Here's what you need to know...
Eat for what you're about to do. Carbs fuel intense
activity, so don't carb-up for bed or you may end up storing them instead of
burning them.
Do cardio in the morning before you've had any carbs. Tap
into fat stores without eating away at muscle by having amino acids (or
protein) pre-cardio.
Not all carbs work the same way. Broken down to their
smallest components, fructose goes straight to the liver while glucose
preferentially gets used in muscle cells. Keep tabs on fructose intake to keep
it from being stored as fat.
Visible Abs. Finally.
You're doing everything right: Banishing junk food, training
hard, adding in some cardio – but none of it seems to touch that spare tire
around your waist.
Don't save up for lipo just yet. When everything in your
regimen says you should have visible abs and yet you don't, try these tricks to
lean out.
Trick 1 – Dial-In Your Pre-Bed Meal
What did you eat before bed last night? What are you going
to eat before bed tonight?
It's important, because what you eat in the two hours prior
to bedtime has an enormous impact on your physique, especially when it comes to
fat loss.
Here's the rule: Eat for what you're about to do.
Most of us aren't going to go for a walk or move around much
during the two hours before hitting the sack. For that reason, we don't need to
eat a traditional bodybuilding meal at that time. Instead, we need to eat for
what we're about to do: not move very much.

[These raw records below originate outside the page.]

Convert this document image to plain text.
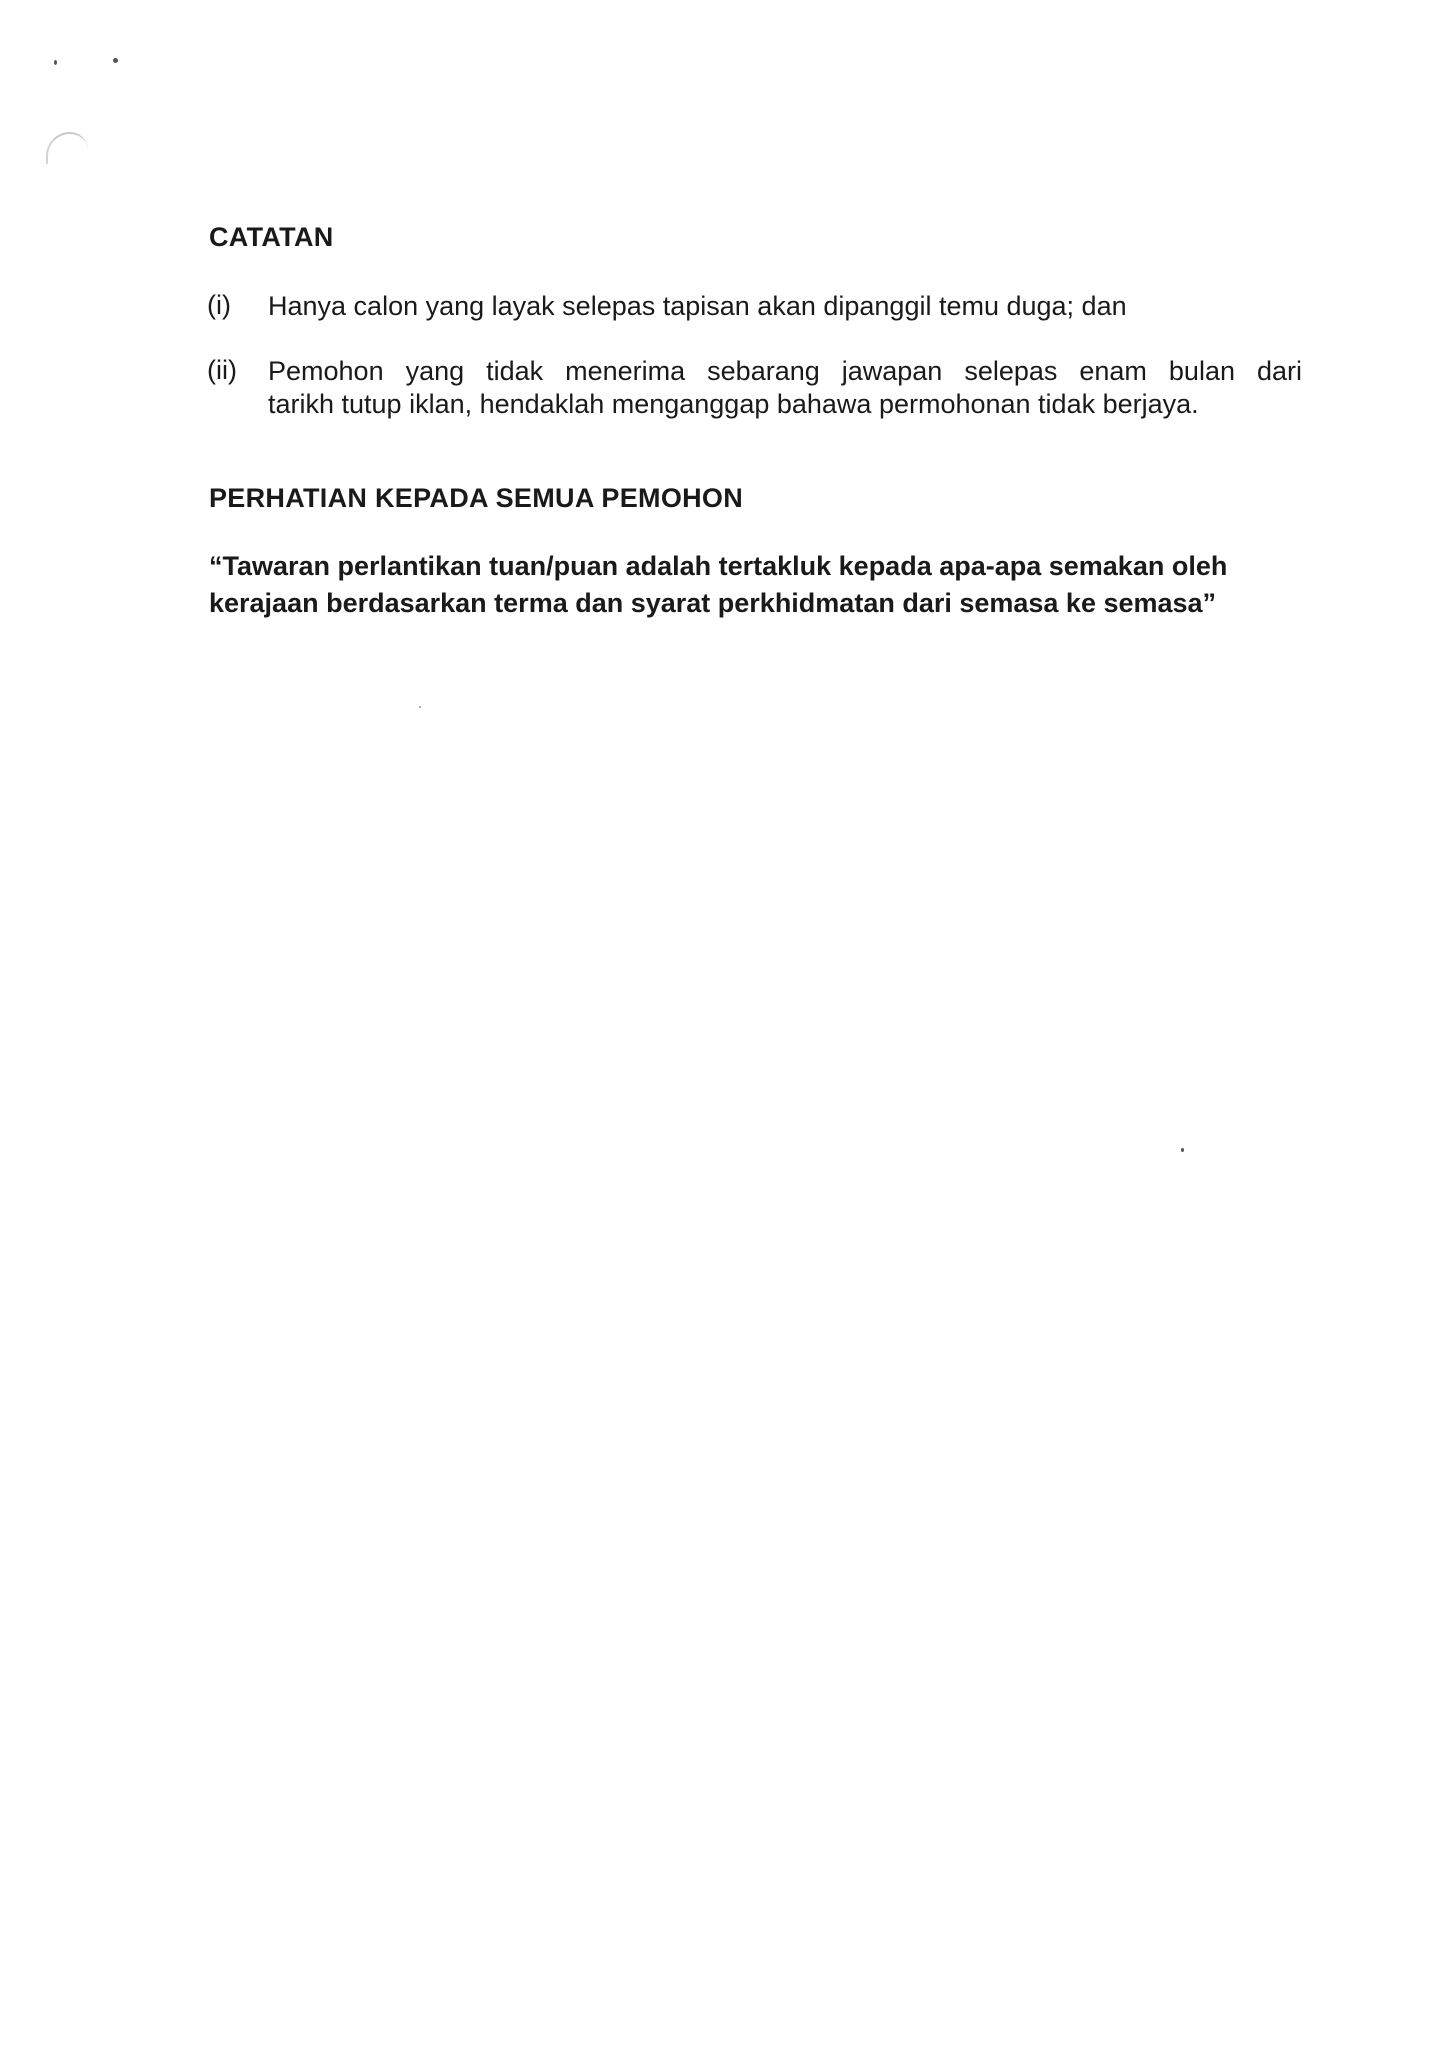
CATATAN
(i) Hanya calon yang layak selepas tapisan akan dipanggil temu duga; dan
(ii) Pemohon yang tidak menerima sebarang jawapan selepas enam bulan dari
tarikh tutup iklan, hendaklah menganggap bahawa permohonan tidak berjaya.
PERHATIAN KEPADA SEMUA PEMOHON
“Tawaran perlantikan tuan/puan adalah tertakluk kepada apa-apa semakan oleh
kerajaan berdasarkan terma dan syarat perkhidmatan dari semasa ke semasa”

More specifically, your carbohydrate needs are dramatically
diminished – arguably eliminated – when you're sleeping. Remember, carbs fuel
high-intensity exercise like weight-training and sprinting, and there's no such
thing as "high-intensity sleeping."
Fat, on the other hand, becomes the primary fuel source as
the intensity of exercise goes down. In fact, when you're sleeping you're
burning almost exclusively fat for fuel.
Therefore, feeding your body carbs prior to bed dramatically
increases the chance that the carbs are stored as opposed to being burned. And
if carbs aren't burned, they're either stored as glycogen or as fat.
If you happen to have weight-trained (cardio doesn't count)
in the last three or four hours prior to retiring to your chamber, then there's
very little chance that the carbs you eat at this time will be converted to
fat. That's because glycogen stores are low and will hog all the carbs, leaving
none needing to be converted to fat.
For those of us who don't train within three or four hours
before bed, we should eliminate carbs in our pre-bed meal. When I say eliminate
I don't necessarily mean zero grams. Don't be afraid of low-starch veggies at
this time.
The Fat Factor
As for pre-bed fat intake, I stand by my rule of "have
fat when you don't have carbs." However, I do recommend cutting your
normal portion of fat in half.
There's evidence that consuming a large amount of fat –
"fat loading" – suppresses hormone sensitive lipase (HSL), which is
needed to break down fat.
Although the fat load in one study which claimed this was
more than a health-conscious lifter would normally consume in one meal (40g),
I'd recommend being even more conservative. For the last meal of the day, limit
yourself to 10 or 15 grams of fat.
Trick 2 – Do Morning, No-Carb Cardio
No, not "fasted" cardio, but rather
"no-carb" cardio. There's a big difference.
Let's say you just knocked back a bowl of Fruit Loops and
you decide you want to go do some cardio to get leaner. Problem is, that cardio
is going to primarily be fueled by your Fruit Loops, not your love handles.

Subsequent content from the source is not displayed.